BLT leaving last Monday really tore me up inside, and I was dealing with all those feelings along with the issues the kids were having. It's been a rough week and half for everyone.
BLT had to go home and deal with participating in a memorial for his room mate who was killed in an auto accident. I could feel him pulling away from me, short texts and lack of communication the primary indicators... and it was at a time I really needed his reassurance that we were still okay. I honestly didn't know if the distance was him needing time and space to deal with his grief, or if it was him pulling away from the scary view he got of my crazy, hectic life.
I finally came out and asked him. He reassured me that it was in fact him being overwhelmed with J's funeral and life in general at the moment - but that things with us were as good as ever. I guess the thing for me is that if I lost someone close to me he's one of the people I would turn to, one of the people I would seek out. He didn't do that, what he needed was solitude. He had to grieve his own way, and he wasn't ready to share that with me.
We have had a couple nice long talks this week, and we're back on even footing. He sent me an amazing heartfelt text late last night, something he was thinking as he drifted off to sleep, that he had to share with me. It made my heart skip a beat. I know that he loves me.

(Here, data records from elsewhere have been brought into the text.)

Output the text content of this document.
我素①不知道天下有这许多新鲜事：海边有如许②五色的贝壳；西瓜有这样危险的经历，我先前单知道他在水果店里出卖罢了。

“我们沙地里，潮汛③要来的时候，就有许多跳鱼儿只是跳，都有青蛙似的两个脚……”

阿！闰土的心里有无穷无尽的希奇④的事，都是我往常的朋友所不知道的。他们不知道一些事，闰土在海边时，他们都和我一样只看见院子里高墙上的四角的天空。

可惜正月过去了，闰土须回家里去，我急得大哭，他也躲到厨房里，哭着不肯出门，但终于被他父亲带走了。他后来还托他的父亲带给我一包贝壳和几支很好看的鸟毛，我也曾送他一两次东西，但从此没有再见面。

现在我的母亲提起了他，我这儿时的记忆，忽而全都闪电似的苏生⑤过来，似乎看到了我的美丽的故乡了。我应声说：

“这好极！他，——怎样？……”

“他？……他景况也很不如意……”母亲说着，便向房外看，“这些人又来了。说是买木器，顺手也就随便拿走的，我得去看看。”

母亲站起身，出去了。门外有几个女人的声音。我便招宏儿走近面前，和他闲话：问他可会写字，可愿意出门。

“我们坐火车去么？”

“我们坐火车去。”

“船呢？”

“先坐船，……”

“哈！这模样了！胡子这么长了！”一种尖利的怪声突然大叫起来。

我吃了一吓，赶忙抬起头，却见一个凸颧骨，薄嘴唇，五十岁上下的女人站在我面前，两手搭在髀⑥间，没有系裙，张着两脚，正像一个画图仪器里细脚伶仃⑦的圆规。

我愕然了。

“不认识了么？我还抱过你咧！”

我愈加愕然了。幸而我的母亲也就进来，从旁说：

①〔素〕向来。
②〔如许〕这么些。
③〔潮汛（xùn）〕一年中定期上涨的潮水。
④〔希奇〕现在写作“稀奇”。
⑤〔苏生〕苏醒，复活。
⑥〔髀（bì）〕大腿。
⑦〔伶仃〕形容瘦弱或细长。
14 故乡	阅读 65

I'm not sure why women and men, or maybe it's just BLT and I, react so differently to loss. When I would turn to him, he needed to turn away from everyone and have space. I can't let myself take that as some kind of problem with US. I have to be more flexible, and a little less wrapped up in what I need out of every situation. I'm learning as I go here... sort of making my way in the dark sometimes. I'm crazy, head over heels in love with him. My friends on Face Book keep telling me "love looks good on you".
Now the acceptance thing I'm still working on, however I'm starting to feel settled in my little house. I bought a antique desk in deplorable condition and I'm refinishing it. I'm paying off some bills so we are more comfortable financially. I'm hoping the X is signing the divorce papers this week and the divorce will be official in a few weeks.
The kids and I have been talking a lot about what our plan is. What will happen when their father gets out of jail. What they want, what I want. Some things we would like to try to do together. We're all starting to accept the new lifestyle we're setting up for ourselves, working on our boundaries and responsibilities to each other. The kids have accepted that our old life, with the 400K dollar house and the stay at home mommy who came to every field trip was a part of our past life. That our new life isn't bad, it's just different, but there are some really nice things. Most of all I think we've all gotten to the point where we accept that we're going to be okay, and we're going to keep changing and evolving as the situation requires.
For the first time in a long time I feel like we're really going to be okay.